To help prevent further logging damage to the Class 1 River and the Class A wilderness Park in future decisions and plans in the Babine watershed, a technical hazard assessment method is necessary to identify the inherent threats and losses to the wilderness fishery. This new method will identify the limits crossed by an incompatible activity, and where predictable losses to a valuable resource would occur. Hazard assessments are now used to prevent losses to timber values from fire, insects and operations on unstable soil.
11. Are the sports fishing lodges on the Babine making huge profits?
No. GDP is a statistical measure that includes profits, wages and salaries, depreciation on buildings and equipment, and interest payments on borrowed money. In actual fact, the three fishing lodges on the Babine took an aggregate loss in the year 2001, including some $200,000 to upgrade equipment and buildings to improve the environmental standards they feel are necessary.
12. Do the lodge owners take all of the money out of the community?
No. Wilderness tourism operators on the Babine purchased almost $1.5 million in goods and services in Smithers, and clients themselves spent almost $475,000 on accommodation, food and other sundry items. This, on top of $1.2 million in salaries going to local residents clearly demonstrates that wilderness tourism is an important contributor to Smithers’ economy.
13. How can you access the Babine River? Most Skeena system steelhead rivers offer immediate and easy drive to access. The Babine offers drive to fishing on the upper river; access to the entire river by|floating and camping anglers, and fly in access to one of the lodges.
14. Are any of the three lodges on the Babine private clubs? No. All three lodges are open to the public through a system of reservations. Interested anglers may call at anytime for a reservation. These reservations are taken on a first come first served basis, and returning anglers who fished at the lodges one year have first choice at renewing their reservation for the next year.

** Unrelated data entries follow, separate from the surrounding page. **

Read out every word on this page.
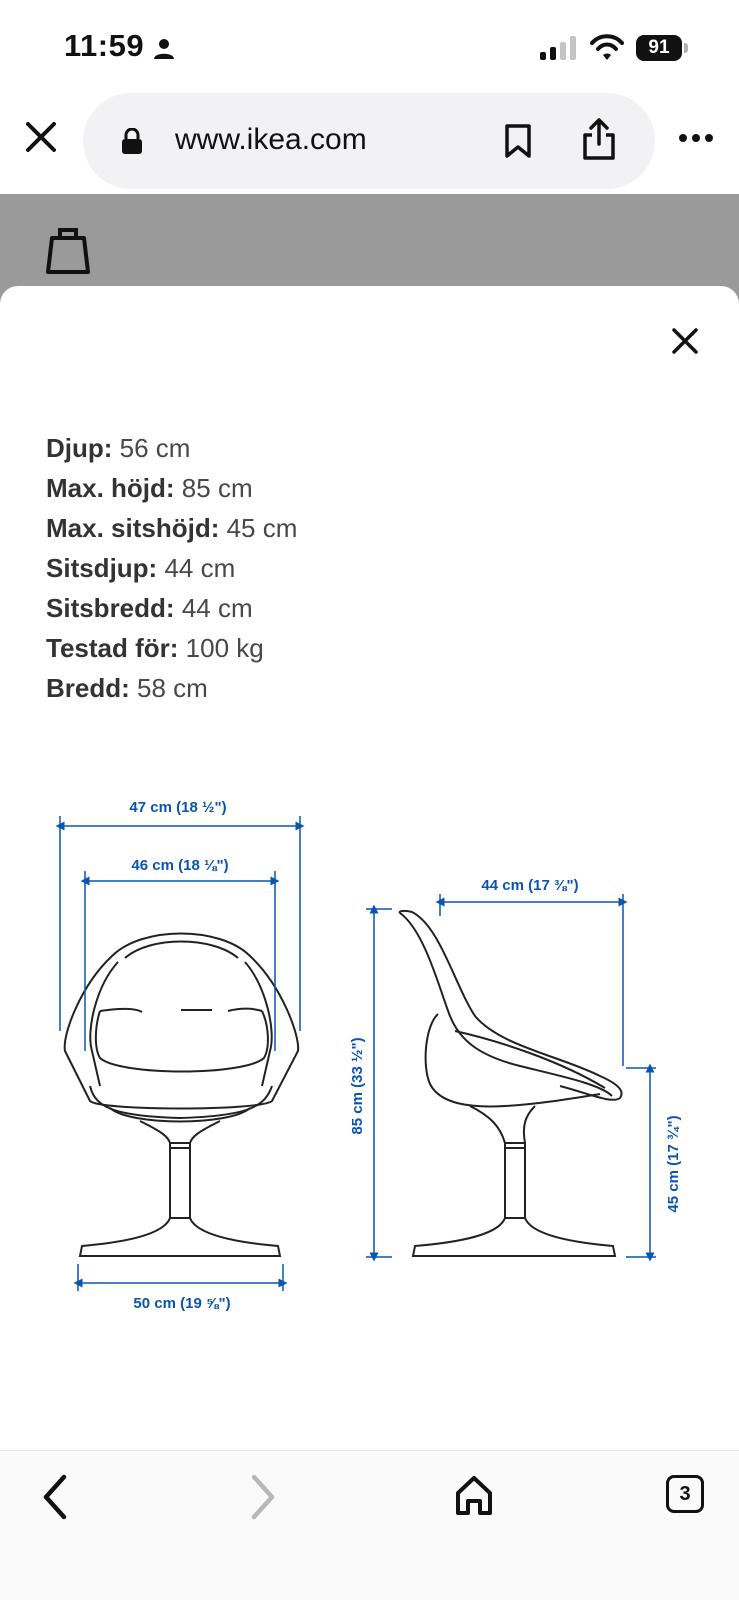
11:59	91
www.ikea.com
Djup: 56 cm
Max. höjd: 85 cm
Max. sitshöjd: 45 cm
Sitsdjup: 44 cm
Sitsbredd: 44 cm
Testad för: 100 kg
Bredd: 58 cm
47 cm (18 ½")
46 cm (18 ⅛")
50 cm (19 ⅝")
44 cm (17 ⅜")
85 cm (33 ½")
45 cm (17 ¾")
3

15. Why are the lodges on the Babine so expensive? There are two basic reasons. In the first place costs of operations are high because supplies have to be either flown in, or transported downriver by boats. Secondly, wilderness activities such as fishing, hunting and skiing have always been highly valued because the activities and opportunities are unspoiled. They are also becoming rarer each year. These are highly valued, high quality fishing experiences. The desire for such kinds of experiences combined with their growing scarcity drives the price up.